Columna de Pablo Allard: La ciudad del día después
Todavía es muy temprano para interpretar la resaca post celebraciones y lamentos de ganadores y perdedores del plebiscito de ayer. Lo que sí sabemos es que estamos ante una nueva, crucial, y tal vez última oportunidad de reconstruir la confianza, civilidad y fraternidad en nuestro país, mejorando o reformando la futura Constitución por la vía democrática e institucional.
Si todos los actores políticos, sociales y culturales hoy pedimos más que nunca diálogo y unidad, ¿cómo llevar ese clamor a la calle?; ¿de qué manera nuestra herida, fracturada y vandalizada ciudad puede encarnar ese deseo profundo de unidad?
Escribo esta columna con el pesar de haber despedido este fin de semana a un viejo amigo. Alguien que entendió la importancia de la fraternidad y el diálogo como base de nuestra convivencia: Ernesto Rodríguez Serra; profesor, filósofo, poeta, rugbista y amigo de la belleza, las conversaciones eternas y la libertad. Viejo lindo, rebelde, pícaro, tan creyente como escéptico y, ante todo, un demócrata optimista. Un poeta que no escribió muchos poemas, un filósofo, pero antes que nada un provocador, cuyo fulgor iluminó a cientos de nosotros con la luz de Heidegger, Hölderlin, Elliot, Keatts, Heráclito, Dante, Sócrates, Rilke, Parra, y tantos más. Tuve la suerte de conocer a Ernesto hace 30 años, como su alumno y ayudante en los cursos de Arquitectura, Poesía y Filosofía en la UC, los ciclos de tertulias y cine que organizaba en el CEP y los conciertos de la Fundación Beethoven.
¿Por qué vuelvo a Ernesto en el día post-plebiscito?, pues tal como escribió otro amigo y colega, Cristián Undurraga: Ernesto veía en el diálogo y la amistad cívica una fuente inagotable de virtud.

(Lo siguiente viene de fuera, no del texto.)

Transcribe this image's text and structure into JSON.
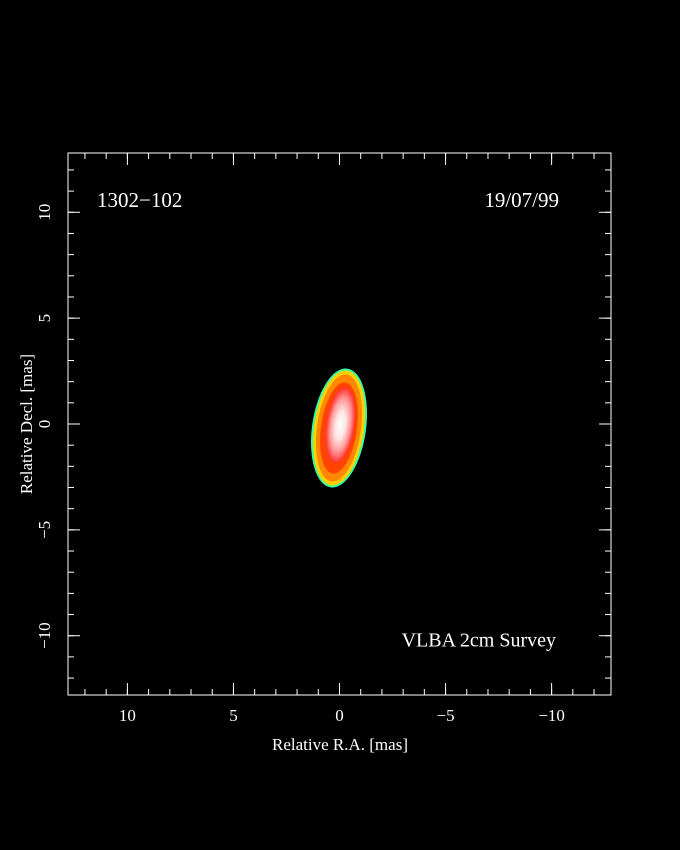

Para él, las diferencias, lejos de suponer conflictos, eran semilla de un fruto mayor que la suma de las partes en disputa. Era recurrente su cita a Aristóteles: “La amistad es el mayor de los bienes de la ciudad”. Y agregaba, de lo que se trata es “de dialogar con el otro y no contra el otro”.
Revisando mis apuntes de esas largas conversaciones, encuentro en su palabra la luz de esperanza de lo que hoy enfrentamos como país. Ernesto repetidamente citaba la relación que Ludwig Wittgenstein estableció entre ética y estética luego de construir la casa para su hermana Gretl en Viena, donde proclamó: “Ética y estética son una”. Y terminaba diciendo: Si el hombre solo se preocupa de vivir bien, es inseparable del vivir bellamente.
Ernesto nos decía a los jóvenes arquitectos: “La búsqueda de la unidad es un rasgo central del hombre. No es simplificación, sino unidad diversa. ¿Cómo hacer posible la unidad sin sacrificar la diversidad? ¿Cómo dar cabida (unir) los actos múltiples? La unidad da sentido, y el sentido es lo que puede unir lo diverso. Nuestra tarea es encontrar esa unidad de sentido de todo lo que de otra manera parece un caos. Encontrar el sentido es encontrar el secreto”.
Sumo a estas citas las palabras de otro gran maestro que también partió hace unos meses, Oriol Bohígas: “Solo por medio de superposición potencialmente conflictiva de singularidades y diferencias y de los regalos inesperados del azar puede progresar la civilización. La ciudad es un centro de conflictos enriquecedores que solo se resuelven afirmándolos en cuanto tales o por medio de su coexistencia con otros conflictos de origen diverso”.
Hoy más que nunca en nuestras calles y plazas resuenan las palabras de Ernesto y Oriol, más que nunca debemos buscar la forma que la belleza y la justicia se encuentren en nuestro país, ciudades, barrios y hogares, donde podamos volver a unirnos en la diversidad, para coexistir y darle sentido a ese Chile que queremos.